When solving algebraic equations, the process often involves a technique known as **variable substitution**. This means replacing a variable in the equation with a given number. In the problem we have, the variable \(x\) is replaced with 2. This substitution allows us to turn an algebraic expression into a numerical one.

Here’s how it works in our example: The original expression is \(8(x+3)-64\). Once we substitute the \(x\) with 2, the expression looks like \(8(2+3)-64\). This makes the equation easier to solve because it contains only numbers.

Substitution is the foundational step for simplifying equations and determining their values. It transforms the problem into a series of simpler arithmetic operations, which ultimately leads to the solution.

Once you have substituted the variable with a number, the next step is **simplifying expressions**. This involves performing operations such as addition, subtraction, multiplication, and division as per the maths involved in the equation.

In our example, after substituting \(x=2\), we simplify the expression inside the parentheses first.

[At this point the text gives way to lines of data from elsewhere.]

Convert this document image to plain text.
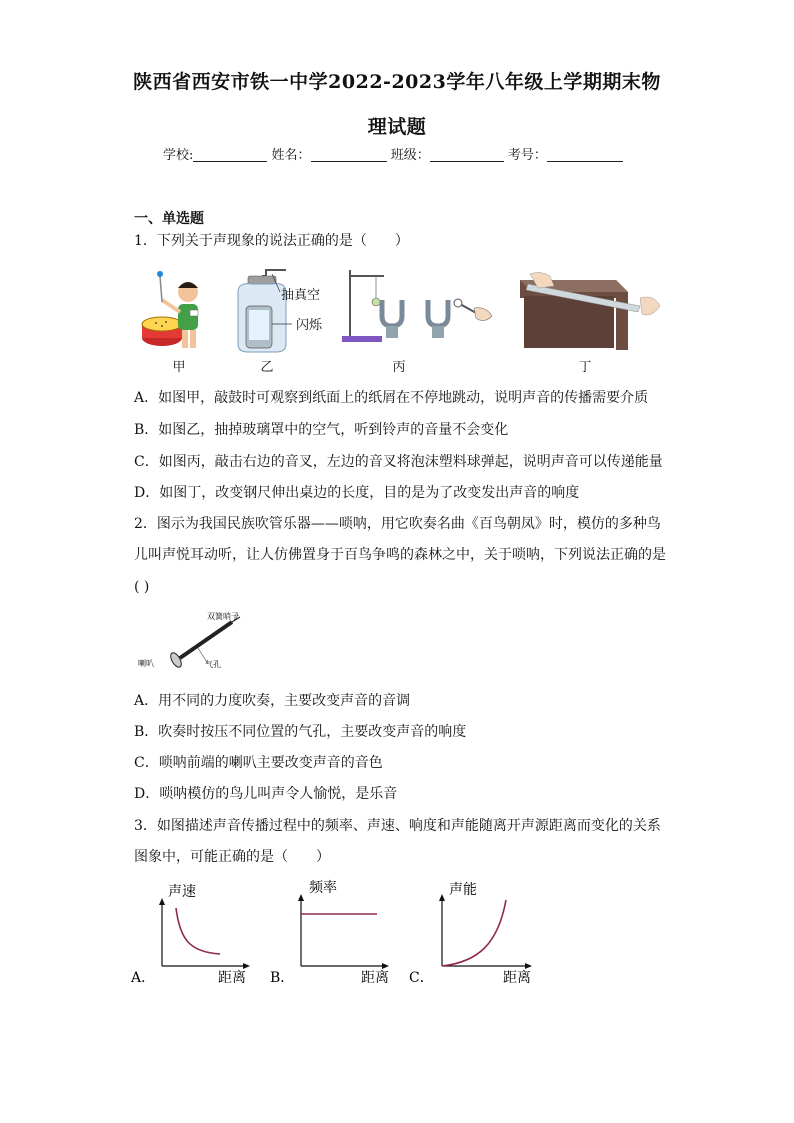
陕西省西安市铁一中学2022-2023学年八年级上学期期末物
理试题
学校:	姓名：	班级：	考号：
一、单选题
1．下列关于声现象的说法正确的是（　　）
抽真空
闪烁
甲	乙	丙	丁
A．如图甲，敲鼓时可观察到纸面上的纸屑在不停地跳动，说明声音的传播需要介质
B．如图乙，抽掉玻璃罩中的空气，听到铃声的音量不会变化
C．如图丙，敲击右边的音叉，左边的音叉将泡沫塑料球弹起，说明声音可以传递能量
D．如图丁，改变钢尺伸出桌边的长度，目的是为了改变发出声音的响度
2．图示为我国民族吹管乐器——唢呐，用它吹奏名曲《百鸟朝凤》时，模仿的多种鸟
儿叫声悦耳动听，让人仿佛置身于百鸟争鸣的森林之中，关于唢呐，下列说法正确的是
( )
双簧哨子
喇叭	气孔
A．用不同的力度吹奏，主要改变声音的音调
B．吹奏时按压不同位置的气孔，主要改变声音的响度
C．唢呐前端的喇叭主要改变声音的音色
D．唢呐模仿的鸟儿叫声令人愉悦，是乐音
3．如图描述声音传播过程中的频率、声速、响度和声能随离开声源距离而变化的关系
图象中，可能正确的是（　　）
A．
声速
距离 B．
频率
距离 C．
声能
距离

This is crucial because it reduces complexity step by step. So, \((2+3)\) simplifies to 5, which changes our expression to \(8 \times 5 - 64\).

By systematically breaking down expressions into simpler terms, you can follow through each step with clarity, which reduces the chance of mistakes. Simplifying doesn't only make solving easier; it also improves understanding of how different parts of an equation interact.

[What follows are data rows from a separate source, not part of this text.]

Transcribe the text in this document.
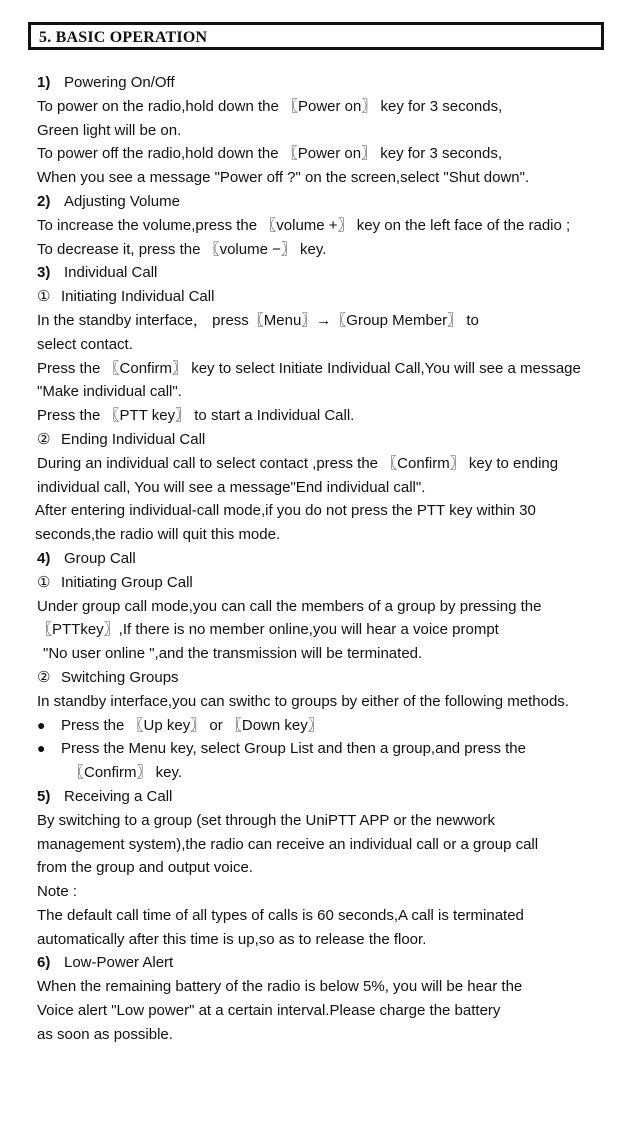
5. BASIC OPERATION
1) Powering On/Off
To power on the radio,hold down the 〖Power on〗 key for 3 seconds,
Green light will be on.
To power off the radio,hold down the 〖Power on〗 key for 3 seconds,
When you see a message "Power off ?" on the screen,select "Shut down".
2) Adjusting Volume
To increase the volume,press the 〖volume +〗 key on the left face of the radio ;
To decrease it, press the 〖volume −〗 key.
3) Individual Call
① Initiating Individual Call
In the standby interface， press〖Menu〗→〖Group Member〗 to
select contact.
Press the 〖Confirm〗 key to select Initiate Individual Call,You will see a message
"Make individual call".
Press the 〖PTT key〗 to start a Individual Call.
② Ending Individual Call
During an individual call to select contact ,press the 〖Confirm〗 key to ending
individual call, You will see a message"End individual call".
After entering individual-call mode,if you do not press the PTT key within 30
seconds,the radio will quit this mode.
4) Group Call
① Initiating Group Call
Under group call mode,you can call the members of a group by pressing the
〖PTTkey〗,If there is no member online,you will hear a voice prompt
"No user online ",and the transmission will be terminated.
② Switching Groups
In standby interface,you can swithc to groups by either of the following methods.
● Press the 〖Up key〗 or 〖Down key〗
● Press the Menu key, select Group List and then a group,and press the
〖Confirm〗 key.
5) Receiving a Call
By switching to a group (set through the UniPTT APP or the newwork
management system),the radio can receive an individual call or a group call
from the group and output voice.
Note :
The default call time of all types of calls is 60 seconds,A call is terminated
automatically after this time is up,so as to release the floor.
6) Low-Power Alert
When the remaining battery of the radio is below 5%, you will be hear the
Voice alert "Low power" at a certain interval.Please charge the battery
as soon as possible.
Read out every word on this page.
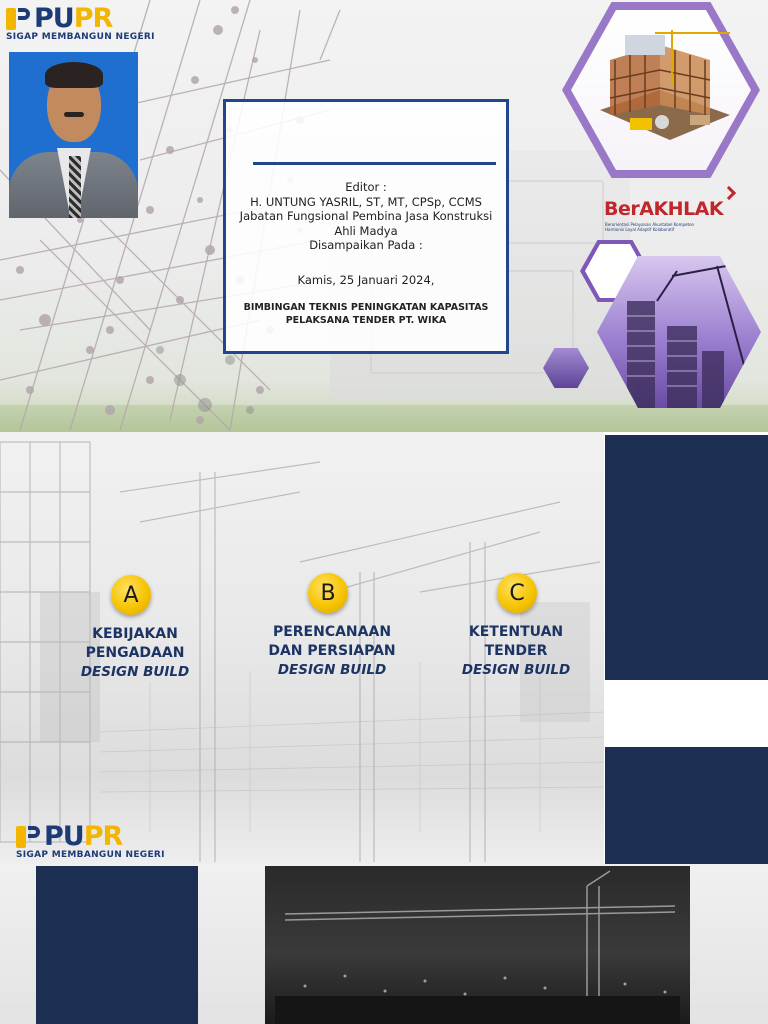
PUPR
SIGAP MEMBANGUN NEGERI
Editor :
H. UNTUNG YASRIL, ST, MT, CPSp, CCMS
Jabatan Fungsional Pembina Jasa Konstruksi
Ahli Madya
Disampaikan Pada :
Kamis, 25 Januari 2024,
BIMBINGAN TEKNIS PENINGKATAN KAPASITAS
PELAKSANA TENDER PT. WIKA
BerAKHLAK
Berorientasi Pelayanan Akuntabel Kompeten
Harmonis Loyal Adaptif Kolaboratif
A
KEBIJAKAN
PENGADAAN
DESIGN BUILD
B
PERENCANAAN
DAN PERSIAPAN
DESIGN BUILD
C
KETENTUAN
TENDER
DESIGN BUILD
PUPR
SIGAP MEMBANGUN NEGERI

One of the most crucial aspects of solving an equation is the **order of operations**, often remembered by the acronym PEMDAS: Parentheses, Exponents, Multiplication and Division (from left to right), Addition and Subtraction (from left to right).

In the given problem, after substituting \(x=2\) and simplifying the expression inside the parentheses, the order of operations helps us decide the sequence of steps:

• First, resolve the value inside parentheses\((2+3)\)
• Next, multiply \(5\) by \(8\)
• Finally, perform subtraction \(40-64\)

Following PEMDAS ensures accuracy and that all mathematical rules are adhered to. It is the framework that keeps calculations consistent and reliable, which is essential for reaching the correct answer.